Adrian membuka pintu kamar hotel yang ia inapi dan mempersilakan Radell masuk.

"Kamu bawa baju ganti kan, Ra?" Adrian bertanya.

Radell menjawab Adrian dengan sinis, "Koper aku ketinggalan di lobi. Aku nggak punya daya upaya untuk mengambil koper aku sendiri gara-gara aku harus ikuti semua kemauan kamu."

Adrian berdehem dan berkata dengan suara lemah, "Maaf," membuka koper, "kamu nggak keberatan kan salin pakai baju aku sementara aku ambilkan koper kamu?"

"Adrian mau ambilkan koper seorang Radellia?" Radell tersenyum sinis, "Seperti bukan Adrian yang aku kenal. You usually request to the bellboy, don't you?"

Adrian mengabaikan ucapan Radell dan fokus memilih pakaian yang akan ia pinjamkan pada Radell. "You can wear my t-shirt," kata Adrian sambil menyerahkan kaos putih Champion miliknya.

Radell mengambil kaos milik Adrian lalu duduk di pinggir ranjang lalu berkata, "I'll patiently wait kalau kamu memang berniat untuk ambil koper aku sekarang, Dri."

Adrian menegakkan tubuhnya dan membalas perkataan Radell, "Aku akan ke bawah besok pagi.
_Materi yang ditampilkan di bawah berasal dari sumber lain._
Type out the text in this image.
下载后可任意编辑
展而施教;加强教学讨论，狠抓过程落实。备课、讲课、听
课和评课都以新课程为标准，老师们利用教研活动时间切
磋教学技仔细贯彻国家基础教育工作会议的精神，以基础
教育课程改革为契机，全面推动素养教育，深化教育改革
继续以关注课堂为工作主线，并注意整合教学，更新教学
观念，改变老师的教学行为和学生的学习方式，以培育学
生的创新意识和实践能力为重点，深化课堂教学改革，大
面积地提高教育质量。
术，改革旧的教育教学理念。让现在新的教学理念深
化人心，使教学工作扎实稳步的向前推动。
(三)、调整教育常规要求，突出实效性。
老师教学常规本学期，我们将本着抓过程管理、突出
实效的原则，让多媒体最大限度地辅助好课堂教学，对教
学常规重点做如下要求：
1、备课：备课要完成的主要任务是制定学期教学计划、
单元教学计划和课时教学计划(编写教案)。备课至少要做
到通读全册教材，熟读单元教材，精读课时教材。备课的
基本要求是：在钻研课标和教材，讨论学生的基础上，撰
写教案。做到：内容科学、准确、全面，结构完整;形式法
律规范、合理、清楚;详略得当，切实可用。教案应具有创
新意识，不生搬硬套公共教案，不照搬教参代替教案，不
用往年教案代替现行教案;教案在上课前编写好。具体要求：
Tidak malam ini. I'm tired, tentunya kamu juga."

What?

"Aku mandi duluan, Ra." Adrian berjalan menuju kamar mandi kamar hotel meninggalkan Radell yang sedang bingung menatapnya.
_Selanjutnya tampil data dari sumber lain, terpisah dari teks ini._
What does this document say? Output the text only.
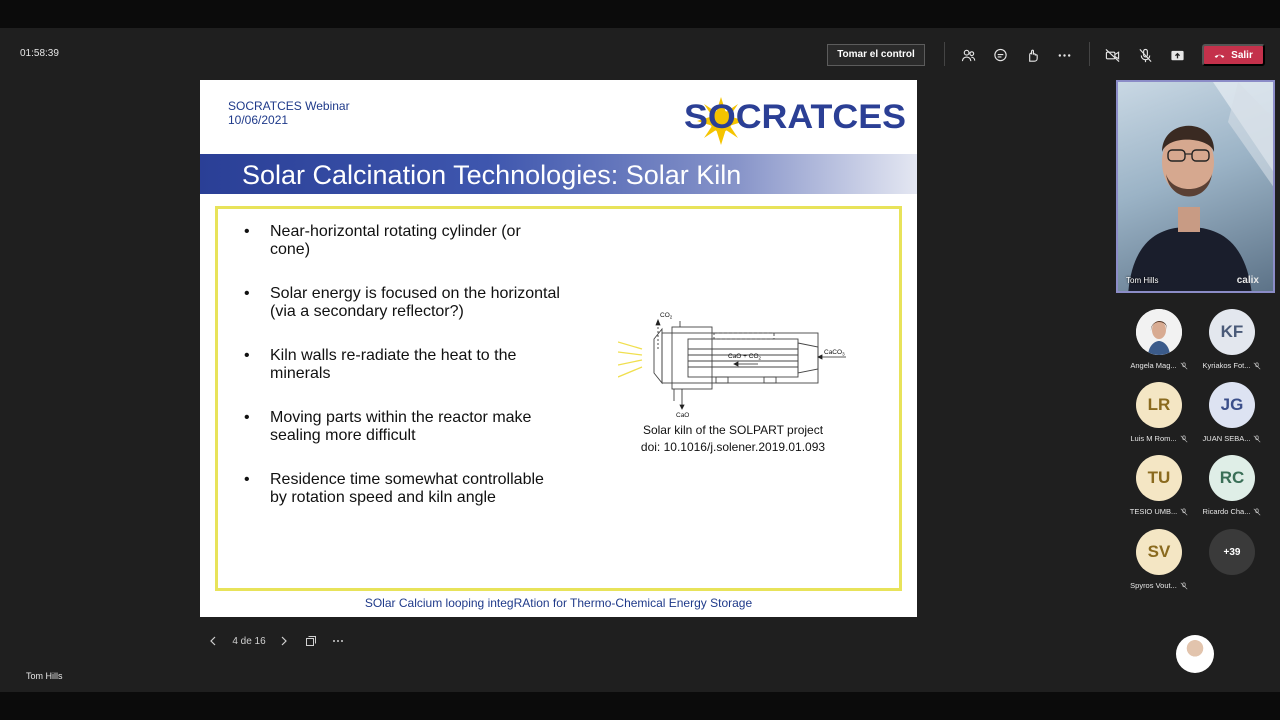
01:58:39	Tomar el control	Salir
SOCRATCES Webinar
10/06/2021	SOCRATCES
Solar Calcination Technologies: Solar Kiln
• Near-horizontal rotating cylinder (or cone)
• Solar energy is focused on the horizontal (via a secondary reflector?)
• Kiln walls re-radiate the heat to the minerals
• Moving parts within the reactor make sealing more difficult
• Residence time somewhat controllable by rotation speed and kiln angle
$CO_2$
CaO + $CO_2$
CaCO$_3$
CaO
Solar kiln of the SOLPART project
doi: 10.1016/j.solener.2019.01.093
SOlar Calcium looping integRAtion for Thermo-Chemical Energy Storage
4 de 16
Tom Hills
Tom Hills	calix
Angela Mag...
KF
Kyriakos Fot...
LR
Luis M Rom...
JG
JUAN SEBA...
TU
TESIO UMB...
RC
Ricardo Cha...
SV
Spyros Vout...
+39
Radell mendesah dan berkata, "Unbelievable, Dri."

Sembari menunggu Adrian selesai mandi, Radell pergi ke balkon kamar hotel tempat mereka menginap. Ia duduk di salah satu kursi dan membaca buku puisi favoritnya yang berjudul "She Felt Like Feel Nothing" karya R.H Sin, seorang pengarang berkebangsaan Amerika. R.H Sin terkenal lewat buku puisinya yang berjudul "Whiskey Words & a Shovel I" yang mampu menginpirasi pembacanya untuk senantiasa mencintai diri sendiri dan tidak terjebak dalam patah hati.

Radell cukup serius membaca buku dan tanpa sadar mendapati Adrian berdiri di sampingnya. Pria itu berkata dalam keheningan mereka, "Scene two: Do you even know how beautiful you are? How the stars envy you? Full of a light that shines through darkness. Full of life in the dead of night..."
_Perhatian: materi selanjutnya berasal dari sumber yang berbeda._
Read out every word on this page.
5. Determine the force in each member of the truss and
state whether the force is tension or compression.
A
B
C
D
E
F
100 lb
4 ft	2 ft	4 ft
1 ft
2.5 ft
Radell mengangkat wajahnya dan mendapati Adrian sedang menatap ke arah balkon-bukan dirinya. Terlihat dagu pria itu dipenuhi rambut-rambut halus, namun rambut itu tidak mengurangi ketampanannya sama sekali. Sudah berapa lama Adrian tidak bercukur? pikir Radell. Ia kehilangan fokusnya seketika. Padahal ia bermaksud untuk mengomentari perkataan Adrian-yang mengutip isi buku yang sedang ia baca.

Adrian melanjutkan kata-katanya, "Scene five: She lives with it, your secret, your lies. The things you've kept hidden. She knows every hiding place and yet she says nothing. She sits silently watching you play losing game with her heart..."

Radell beranjak dari duduknya dan menyambung kata-kata Adrian, "One day she'll let you know what she knows. And that'll be that day that she's ready to let go." Menghela nafas, "I hate those lines."

Adrian memandangi wajah Radell yang sedang fokus menatap langit malam Singapura. Ia menimpali Radell, "Me too, Ra."